The Cisco Catalyst 6509-E Switches were equipped with Cisco Catalyst 6704 4-port, 10-Gbps Ethernet line cards, providing a density of 32 10-Gbps ports per chassis. Newman and his team were among the first to install the new Cisco Catalyst 6708 8-port 10-Gbps Ethernet module, doubling the port capacity of the switch. "By increasing the throughput of the network using the higher density switch, we could transfer data from more disks at the same time to compensate for the read-write speed limitations," says Newman. "The challenge is to refresh 200 terabytes of disk cache without stressing the network. We pushed the 6708 to the limit with all channels loaded, and we were able to achieve multiple ten gigabits per second between the Pasadena campus and a point of presence in Los Angeles. The Cisco equipment performed admirably."
In addition, about half of the servers in the grid have 10-Gbps Ethernet interfaces and the rest have 1-Gbps Ethernet ports. "Our application does not require fielding very large disk servers," says Newman. "It is more cost-effective for the global grid to use a mix of small and some medium-sized servers. The 6708 module, along with 6748 48-port 10-Gbps Ethernet modules, also gives us the room and flexibility to support a mix of 1-Gbps and 10-Gbps server interfaces in the same chassis. We could concentrate more of these cost-effective small and medium-sized servers to use our high-speed bandwidth fully."
Several projects are being integrated through the UltraLight initiative. The team is using multiple intelligent service features on the switches and routers, including VLANs to segment project traffic, IP Multiprotocol Label Switching (MPLS) to facilitate interconnectivity with different locations, and policy-based routing, to build Layer 1, 2, and 3 paths dynamically. "We are enabling a lot of different features and we haven't experienced any conflicts or performance degradation in the network," says Newman. "With the Cisco equipment, we did not have to sacrifice functionality to get the performance we needed."
There are six Cisco Catalyst 6509 Switches located at the university-based centers represented by Caltech, the University of Michigan, and the University of Florida, as well as the Stanford Linear Accelerator Center and Fermilab.
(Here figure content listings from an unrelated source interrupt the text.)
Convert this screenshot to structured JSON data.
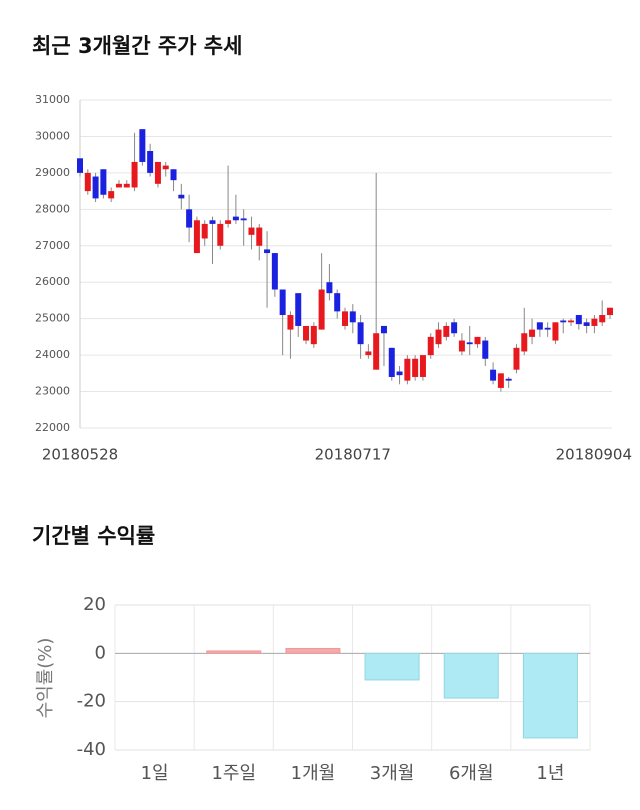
{
  "charts": [
    {
      "type": "candlestick",
      "title": "최근 3개월간 주가 추세",
      "categories": [
        "20180528",
        null,
        null,
        null,
        null,
        null,
        null,
        null,
        null,
        null,
        null,
        null,
        null,
        null,
        null,
        null,
        null,
        null,
        null,
        null,
        null,
        null,
        null,
        null,
        null,
        null,
        null,
        null,
        null,
        null,
        null,
        null,
        null,
        null,
        null,
        "20180717",
        null,
        null,
        null,
        null,
        null,
        null,
        null,
        null,
        null,
        null,
        null,
        null,
        null,
        null,
        null,
        null,
        null,
        null,
        null,
        null,
        null,
        null,
        null,
        null,
        null,
        null,
        null,
        null,
        null,
        null,
        null,
        null,
        "20180904"
      ],
      "open": [
        29400,
        28500,
        28900,
        29100,
        28300,
        28600,
        28600,
        28600,
        30200,
        29600,
        28700,
        29100,
        29100,
        28400,
        28000,
        26800,
        27200,
        27700,
        27000,
        27600,
        27800,
        27750,
        27300,
        27000,
        26900,
        26800,
        25800,
        24700,
        25700,
        24400,
        24300,
        24700,
        26000,
        25700,
        24800,
        25200,
        24900,
        24000,
        23600,
        24800,
        24200,
        23550,
        23300,
        23400,
        23400,
        24000,
        24300,
        24500,
        24900,
        24100,
        24350,
        24300,
        24400,
        23600,
        23100,
        23350,
        23600,
        24100,
        24500,
        24900,
        24750,
        24400,
        24950,
        24900,
        25100,
        24900,
        24800,
        24900,
        25100
      ],
      "high": [
        29400,
        29100,
        29000,
        29100,
        28600,
        28800,
        28800,
        30100,
        30200,
        29800,
        29300,
        29300,
        29100,
        28700,
        28400,
        27800,
        27700,
        27800,
        27700,
        29200,
        28400,
        28000,
        27800,
        27600,
        27400,
        26800,
        25800,
        25200,
        25700,
        24800,
        24900,
        26800,
        26500,
        25800,
        25300,
        25400,
        25100,
        24300,
        29000,
        24800,
        24200,
        23700,
        24000,
        24000,
        24000,
        24600,
        24900,
        24900,
        25000,
        24600,
        24800,
        24500,
        24500,
        23800,
        23500,
        23400,
        24300,
        25300,
        25000,
        24900,
        24900,
        24900,
        25000,
        25000,
        25100,
        25000,
        25100,
        25500,
        25300
      ],
      "low": [
        28900,
        28400,
        28200,
        28300,
        28200,
        28600,
        28600,
        28500,
        29200,
        28900,
        28600,
        28900,
        28500,
        28000,
        27100,
        26800,
        27000,
        26500,
        26900,
        27500,
        27600,
        27000,
        26900,
        26600,
        25300,
        25600,
        24000,
        23900,
        24500,
        24300,
        24200,
        24700,
        25500,
        25000,
        24700,
        24600,
        23900,
        23900,
        23600,
        23700,
        23300,
        23200,
        23200,
        23300,
        23300,
        23900,
        24200,
        24400,
        24500,
        24000,
        24000,
        24200,
        23700,
        23200,
        23000,
        23100,
        23500,
        24000,
        24300,
        24500,
        24500,
        24300,
        24600,
        24800,
        24700,
        24600,
        24600,
        24800,
        25000
      ],
      "close": [
        29000,
        29000,
        28300,
        28400,
        28500,
        28700,
        28700,
        29300,
        29300,
        29000,
        29300,
        29200,
        28800,
        28300,
        27500,
        27700,
        27600,
        27600,
        27600,
        27700,
        27700,
        27700,
        27500,
        27500,
        26800,
        25800,
        25100,
        25100,
        24800,
        24800,
        24800,
        25800,
        25700,
        25200,
        25200,
        24900,
        24300,
        24100,
        24600,
        24600,
        23400,
        23450,
        23900,
        23900,
        24000,
        24500,
        24700,
        24800,
        24600,
        24400,
        24300,
        24500,
        23900,
        23300,
        23500,
        23300,
        24200,
        24600,
        24700,
        24700,
        24700,
        24900,
        24900,
        24950,
        24850,
        24800,
        25000,
        25100,
        25300
      ],
      "up_color": "#e8191e",
      "down_color": "#1a22e0",
      "ylim": [
        22000,
        31000
      ],
      "yticks": [
        22000,
        23000,
        24000,
        25000,
        26000,
        27000,
        28000,
        29000,
        30000,
        31000
      ],
      "grid": true
    },
    {
      "type": "bar",
      "title": "기간별 수익률",
      "y_label": "수익률(%)",
      "categories": [
        "1일",
        "1주일",
        "1개월",
        "3개월",
        "6개월",
        "1년"
      ],
      "values": [
        0,
        1,
        2,
        -11,
        -18.5,
        -35
      ],
      "positive_color": "#f6a9a9",
      "negative_color": "#aeeaf3",
      "ylim": [
        -40,
        20
      ],
      "yticks": [
        20,
        0,
        -20,
        -40
      ],
      "grid": true
    }
  ]
}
According to Newman, the switch provided a "natural evolution to higher throughput by allowing us to replace the 4-port 10-Gbps modules with the 8-port 10-Gbps modules. We are able to preserve our investment in the existing equipment, while adding substantial throughput to the network."
That investment protection also extends to the servers. The Cisco switches provide the flexibility to mix and match interfaces, enabling the researchers in Tier-1 and Tier-2 centers to support and upgrade servers more easily to keep pace with data-intensive computing demands.
"The report card is extremely good. The Cisco switches just operate and we don't have to worry about them," says Newman. "We are on track to make use of our networks in support of our science, limited only by the read and write speeds of disks, not the networks."
"The network will revolutionize data-intensive grid computing and other forms of scientific computing over the next decade," says Newman. "It is an enabling force in the next round of scientific discoveries expected when the LHC begins operation." Newman also expects that many of UltraLight's developments in the areas of networking, monitoring, management, and collaborative research to be applicable to many fields of data intensive e-science.
This customer story is based on information provided by Professor Harvey Newman at The California Institute of Technology and describes how his organization benefits from the deployment of Cisco products. Many factors may have contributed to the results and benefits described; Cisco does not guarantee comparable results elsewhere.